Nach der klaren Mehrheit für die «Ehe für alle» im Nationalrat im Juni dieses Jahres wurde die Vorlage heute Vormittag nun auch vom Ständerat mit 22 zu 15 Stimmen und sieben Enthaltungen befürwortet. Eine Änderung der Verfassung ist somit vom Tisch. Frauenpaare sollen den Zugang zur Fortpflanzungsmedizin in der Schweiz erhalten. Aber …
Die gemeinsame Elternschaft ab Geburt soll nur bei Inanspruchnahme von Schweizer Samenbanken gelten. Auch fehlt eine Regelung für die private Samenspende. Damit entfällt die rechtliche Absicherung zahlreicher Regenbogenfamilien – ein Aspekt, der in der Hetero-Ehe nie ein Thema war – auch in heterosexuellen Konkubinaten nicht, dank der Möglichkeit der Vaterschaftsanerkennung.
Damit generiere der Ständerat eine erneute Ungleichheit, sagt Muriel Waeger, Co-Geschäftsleiterin der Lesbenorganisation Schweiz: «Wir fordern, dass gleichgeschlechtliche Paare genau die gleichen Rechte haben wie heterosexuelle Paare.
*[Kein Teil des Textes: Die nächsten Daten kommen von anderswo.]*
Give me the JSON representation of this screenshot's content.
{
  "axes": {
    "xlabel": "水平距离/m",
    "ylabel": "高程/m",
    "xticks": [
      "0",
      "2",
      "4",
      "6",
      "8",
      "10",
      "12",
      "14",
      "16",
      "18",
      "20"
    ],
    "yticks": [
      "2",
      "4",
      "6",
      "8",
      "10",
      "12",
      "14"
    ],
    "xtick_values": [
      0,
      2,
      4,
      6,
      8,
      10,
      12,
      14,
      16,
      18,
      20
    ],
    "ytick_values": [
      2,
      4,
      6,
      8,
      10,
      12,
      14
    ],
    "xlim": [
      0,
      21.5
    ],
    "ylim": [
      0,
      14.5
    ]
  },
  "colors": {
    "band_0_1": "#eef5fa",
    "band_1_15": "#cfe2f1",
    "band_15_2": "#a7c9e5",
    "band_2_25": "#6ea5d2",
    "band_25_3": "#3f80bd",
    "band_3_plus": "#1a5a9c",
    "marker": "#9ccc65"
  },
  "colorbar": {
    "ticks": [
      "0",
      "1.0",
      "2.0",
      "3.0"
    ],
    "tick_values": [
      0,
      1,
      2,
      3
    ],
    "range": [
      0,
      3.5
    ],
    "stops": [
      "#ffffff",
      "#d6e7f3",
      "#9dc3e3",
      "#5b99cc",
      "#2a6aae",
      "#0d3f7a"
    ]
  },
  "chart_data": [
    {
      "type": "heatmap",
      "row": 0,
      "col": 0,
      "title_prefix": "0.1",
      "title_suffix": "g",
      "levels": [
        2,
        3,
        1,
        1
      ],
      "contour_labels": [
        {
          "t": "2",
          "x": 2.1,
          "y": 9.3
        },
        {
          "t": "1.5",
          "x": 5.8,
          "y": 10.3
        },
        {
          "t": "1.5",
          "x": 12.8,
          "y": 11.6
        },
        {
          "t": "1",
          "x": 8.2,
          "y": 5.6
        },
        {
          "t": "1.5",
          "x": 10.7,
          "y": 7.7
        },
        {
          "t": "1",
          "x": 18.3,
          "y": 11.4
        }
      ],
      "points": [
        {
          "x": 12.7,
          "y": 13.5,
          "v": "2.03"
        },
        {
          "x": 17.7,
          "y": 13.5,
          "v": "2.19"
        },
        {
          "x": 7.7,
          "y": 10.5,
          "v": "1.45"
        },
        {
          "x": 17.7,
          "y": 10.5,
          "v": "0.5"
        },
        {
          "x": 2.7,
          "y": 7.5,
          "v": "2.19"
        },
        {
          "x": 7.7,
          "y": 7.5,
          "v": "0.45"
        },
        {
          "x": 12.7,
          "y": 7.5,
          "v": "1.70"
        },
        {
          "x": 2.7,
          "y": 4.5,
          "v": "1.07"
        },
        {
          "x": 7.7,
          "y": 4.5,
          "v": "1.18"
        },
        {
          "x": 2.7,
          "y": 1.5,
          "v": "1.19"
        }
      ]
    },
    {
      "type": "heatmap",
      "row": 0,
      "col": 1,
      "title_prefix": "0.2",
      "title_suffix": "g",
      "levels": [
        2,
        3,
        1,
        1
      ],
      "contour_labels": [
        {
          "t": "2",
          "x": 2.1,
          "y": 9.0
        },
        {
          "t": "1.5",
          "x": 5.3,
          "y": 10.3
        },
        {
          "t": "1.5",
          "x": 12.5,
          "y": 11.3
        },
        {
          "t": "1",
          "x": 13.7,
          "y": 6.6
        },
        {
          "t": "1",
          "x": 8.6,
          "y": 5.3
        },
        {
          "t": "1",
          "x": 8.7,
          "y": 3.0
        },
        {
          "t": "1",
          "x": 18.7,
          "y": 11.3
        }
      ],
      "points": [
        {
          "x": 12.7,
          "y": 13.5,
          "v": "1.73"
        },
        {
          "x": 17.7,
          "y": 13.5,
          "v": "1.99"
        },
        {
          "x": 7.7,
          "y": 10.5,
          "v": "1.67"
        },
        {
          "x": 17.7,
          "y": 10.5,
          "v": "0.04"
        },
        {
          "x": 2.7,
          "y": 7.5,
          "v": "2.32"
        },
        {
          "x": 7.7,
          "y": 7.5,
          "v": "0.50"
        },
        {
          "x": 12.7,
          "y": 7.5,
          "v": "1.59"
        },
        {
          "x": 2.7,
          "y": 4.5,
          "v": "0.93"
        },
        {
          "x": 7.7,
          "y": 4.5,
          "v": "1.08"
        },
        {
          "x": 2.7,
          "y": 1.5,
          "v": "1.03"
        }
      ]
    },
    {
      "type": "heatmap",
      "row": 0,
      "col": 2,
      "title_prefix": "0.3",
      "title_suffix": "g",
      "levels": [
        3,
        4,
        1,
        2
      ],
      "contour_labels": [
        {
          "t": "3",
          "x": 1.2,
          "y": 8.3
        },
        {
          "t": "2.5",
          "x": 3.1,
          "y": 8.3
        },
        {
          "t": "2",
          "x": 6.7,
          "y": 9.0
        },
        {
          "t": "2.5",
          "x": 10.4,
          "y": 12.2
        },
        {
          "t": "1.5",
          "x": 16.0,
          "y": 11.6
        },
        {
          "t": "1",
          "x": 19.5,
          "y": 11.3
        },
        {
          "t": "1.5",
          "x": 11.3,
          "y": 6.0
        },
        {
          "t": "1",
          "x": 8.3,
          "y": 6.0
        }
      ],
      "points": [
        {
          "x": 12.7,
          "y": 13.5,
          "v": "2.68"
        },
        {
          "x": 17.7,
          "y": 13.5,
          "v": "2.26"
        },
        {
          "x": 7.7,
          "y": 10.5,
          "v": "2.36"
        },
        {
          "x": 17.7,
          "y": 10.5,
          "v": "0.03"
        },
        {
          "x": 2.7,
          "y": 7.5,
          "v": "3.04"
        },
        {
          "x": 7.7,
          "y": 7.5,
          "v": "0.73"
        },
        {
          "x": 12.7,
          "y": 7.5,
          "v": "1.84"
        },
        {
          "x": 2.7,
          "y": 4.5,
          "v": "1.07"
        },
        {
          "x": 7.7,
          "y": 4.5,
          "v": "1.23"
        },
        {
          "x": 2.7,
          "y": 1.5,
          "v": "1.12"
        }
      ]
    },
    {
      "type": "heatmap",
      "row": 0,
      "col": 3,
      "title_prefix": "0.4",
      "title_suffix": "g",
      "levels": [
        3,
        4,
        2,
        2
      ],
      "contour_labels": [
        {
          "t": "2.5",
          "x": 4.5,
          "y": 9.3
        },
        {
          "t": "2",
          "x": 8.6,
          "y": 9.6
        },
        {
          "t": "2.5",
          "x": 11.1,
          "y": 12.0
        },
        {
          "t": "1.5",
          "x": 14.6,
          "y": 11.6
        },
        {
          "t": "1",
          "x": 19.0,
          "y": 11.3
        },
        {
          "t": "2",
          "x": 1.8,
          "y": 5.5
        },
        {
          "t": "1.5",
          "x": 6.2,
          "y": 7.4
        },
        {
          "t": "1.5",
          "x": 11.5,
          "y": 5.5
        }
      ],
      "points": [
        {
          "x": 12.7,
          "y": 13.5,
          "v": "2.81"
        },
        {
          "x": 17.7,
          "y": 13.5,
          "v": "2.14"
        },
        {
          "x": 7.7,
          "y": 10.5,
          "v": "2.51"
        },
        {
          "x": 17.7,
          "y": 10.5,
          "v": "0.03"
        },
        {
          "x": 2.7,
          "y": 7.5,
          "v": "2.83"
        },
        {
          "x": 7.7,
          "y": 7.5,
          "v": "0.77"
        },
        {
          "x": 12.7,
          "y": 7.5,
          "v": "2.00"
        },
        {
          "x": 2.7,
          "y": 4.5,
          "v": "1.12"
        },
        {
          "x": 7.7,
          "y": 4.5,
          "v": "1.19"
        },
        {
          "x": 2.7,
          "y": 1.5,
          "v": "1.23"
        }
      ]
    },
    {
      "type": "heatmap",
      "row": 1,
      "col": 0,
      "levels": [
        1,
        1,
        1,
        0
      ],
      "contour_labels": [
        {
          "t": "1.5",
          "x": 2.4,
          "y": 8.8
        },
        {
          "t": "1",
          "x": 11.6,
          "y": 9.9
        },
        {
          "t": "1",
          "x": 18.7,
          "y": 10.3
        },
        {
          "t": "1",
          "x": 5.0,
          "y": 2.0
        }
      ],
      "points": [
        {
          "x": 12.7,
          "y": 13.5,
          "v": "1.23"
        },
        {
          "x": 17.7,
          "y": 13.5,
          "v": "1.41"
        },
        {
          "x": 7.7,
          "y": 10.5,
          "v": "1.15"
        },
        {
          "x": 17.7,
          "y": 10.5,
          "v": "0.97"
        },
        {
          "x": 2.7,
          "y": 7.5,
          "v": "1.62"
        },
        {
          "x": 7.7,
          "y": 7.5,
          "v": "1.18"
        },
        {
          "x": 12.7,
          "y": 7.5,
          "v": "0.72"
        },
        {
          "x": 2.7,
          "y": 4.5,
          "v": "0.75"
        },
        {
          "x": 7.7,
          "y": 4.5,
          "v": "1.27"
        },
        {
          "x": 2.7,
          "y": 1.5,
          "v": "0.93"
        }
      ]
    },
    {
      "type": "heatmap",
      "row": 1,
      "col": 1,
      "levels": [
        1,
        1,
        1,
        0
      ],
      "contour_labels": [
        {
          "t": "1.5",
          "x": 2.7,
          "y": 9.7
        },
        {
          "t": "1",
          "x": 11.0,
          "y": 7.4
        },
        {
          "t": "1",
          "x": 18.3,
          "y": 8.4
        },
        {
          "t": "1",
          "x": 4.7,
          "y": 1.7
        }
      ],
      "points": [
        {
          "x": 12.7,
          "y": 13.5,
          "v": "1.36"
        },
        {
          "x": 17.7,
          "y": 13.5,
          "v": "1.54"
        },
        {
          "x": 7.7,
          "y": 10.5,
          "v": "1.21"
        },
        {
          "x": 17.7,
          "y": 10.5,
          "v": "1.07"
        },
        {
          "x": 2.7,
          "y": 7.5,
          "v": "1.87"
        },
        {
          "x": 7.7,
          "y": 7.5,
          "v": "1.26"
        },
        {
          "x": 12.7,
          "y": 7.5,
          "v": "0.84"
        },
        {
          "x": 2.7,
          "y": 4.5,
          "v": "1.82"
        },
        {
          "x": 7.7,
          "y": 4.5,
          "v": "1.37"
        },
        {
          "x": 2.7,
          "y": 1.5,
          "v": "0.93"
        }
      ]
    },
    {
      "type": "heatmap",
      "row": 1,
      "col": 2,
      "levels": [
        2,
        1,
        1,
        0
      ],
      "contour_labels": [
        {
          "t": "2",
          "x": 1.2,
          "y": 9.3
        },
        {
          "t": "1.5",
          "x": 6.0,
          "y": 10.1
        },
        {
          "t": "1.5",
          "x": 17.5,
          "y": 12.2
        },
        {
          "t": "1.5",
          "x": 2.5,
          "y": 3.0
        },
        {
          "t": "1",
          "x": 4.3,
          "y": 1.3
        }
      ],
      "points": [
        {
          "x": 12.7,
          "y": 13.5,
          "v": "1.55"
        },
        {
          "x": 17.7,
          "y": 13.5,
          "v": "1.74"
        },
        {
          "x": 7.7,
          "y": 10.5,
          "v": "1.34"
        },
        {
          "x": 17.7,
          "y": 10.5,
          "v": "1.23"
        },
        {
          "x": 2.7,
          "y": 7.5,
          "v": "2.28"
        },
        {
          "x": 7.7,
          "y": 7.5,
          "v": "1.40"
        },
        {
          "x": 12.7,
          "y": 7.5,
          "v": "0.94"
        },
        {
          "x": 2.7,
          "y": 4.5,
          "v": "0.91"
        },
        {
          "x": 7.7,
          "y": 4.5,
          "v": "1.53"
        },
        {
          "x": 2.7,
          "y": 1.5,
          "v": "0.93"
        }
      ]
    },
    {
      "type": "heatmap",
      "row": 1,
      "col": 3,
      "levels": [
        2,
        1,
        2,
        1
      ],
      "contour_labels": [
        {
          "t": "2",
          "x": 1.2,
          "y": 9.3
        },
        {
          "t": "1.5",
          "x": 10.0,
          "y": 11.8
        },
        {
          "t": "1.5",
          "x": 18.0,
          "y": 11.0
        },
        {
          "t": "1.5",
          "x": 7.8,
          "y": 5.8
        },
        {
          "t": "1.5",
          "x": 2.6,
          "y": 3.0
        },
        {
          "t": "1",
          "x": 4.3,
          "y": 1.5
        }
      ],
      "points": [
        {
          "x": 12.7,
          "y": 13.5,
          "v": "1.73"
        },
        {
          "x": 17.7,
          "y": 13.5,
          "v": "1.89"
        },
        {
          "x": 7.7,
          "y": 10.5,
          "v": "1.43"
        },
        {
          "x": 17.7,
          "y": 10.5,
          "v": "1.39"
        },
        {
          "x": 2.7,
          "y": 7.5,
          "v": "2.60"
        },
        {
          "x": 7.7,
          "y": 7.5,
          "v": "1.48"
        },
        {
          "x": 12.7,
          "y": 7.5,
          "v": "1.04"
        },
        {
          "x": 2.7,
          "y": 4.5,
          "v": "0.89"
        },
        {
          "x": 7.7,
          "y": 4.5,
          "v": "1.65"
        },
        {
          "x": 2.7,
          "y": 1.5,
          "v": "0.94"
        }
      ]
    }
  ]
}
Nicht mehr und nicht weniger.»
Die Lesbenorganisation verlangt deshalb klar eine Gesetzgebung, die den Lebensrealitäten lesbischer Lebensweisen gerecht wird. Die vom Ständerat verabschiedete Lösung verfehle dieses Ziel deutlich.
Der Ständerat politisiert an der Realität vorbei
Auch die SP Frauen* begrüssen zwar, dass die «Ehe für alle» auf Gesetzesebene geregelt werden soll und damit zügig in Kraft treten kann. Gleichzeitig kritisieren sie aber ebenfalls den realitätsfremden Beschluss, den Zugang zur Samenspende auf schweizerische Samenbanken zu beschränken und die private Samenspende gänzlich auszuklammern.
Tamara Funiciello, Berner Nationalrätin und Co-Präsidentin der SP Frauen*, betont, dass sich die Gesellschaft weiterentwickelt, der Ständerat aber deutlich neben der Realität vorbei politisiere: «Wenn nochmals jemand sagt, Repräsentation spiele keine Rolle, werde ich auf das Beispiel der Ehe verweisen. Offensichtlich ist sich der Ständerat nicht bewusst, wie Kinder von lesbischen Paaren heute gezeugt werden: Dies passiert nicht zuletzt durch einen privaten Samenspender. Der Vorteil einer solchen Samenspende ist, dass der leibliche Vater eine Rolle im Leben seines Kindes spielen kann, was bei einer medizinischen Samenspende nicht der Fall ist. Zudem ist eine medizinische Samenspende teuer und deshalb vor allem für gutbetuchte Paare eine Option, nicht aber für ärmere. Das kann nicht sein!»
Das heute vom Ständerat verabschiedete Gesetz führt nicht nur zu neuen Ungleichheiten, sondern entspricht schlichtweg nicht der Realität von Frauenpaaren in diesem Land. Zahlreiche Frauenpaare kriegen Kinder durch private Samenspender oder im Ausland. Diese sind weiterhin nicht geschützt.
Das Komitee «Ehe für alle» fordert nun das Parlament auf, die Differenzbereinigung noch in dieser Session vorzunehmen. Es ist Zeit, dass wir LGBT-Menschen Gleichberechtigung und Anerkennung erfahren. In der Mitte der Gesellschaft sind wir angekommen. Nun muss auch das Parlament dies auch in Gesetz verankern.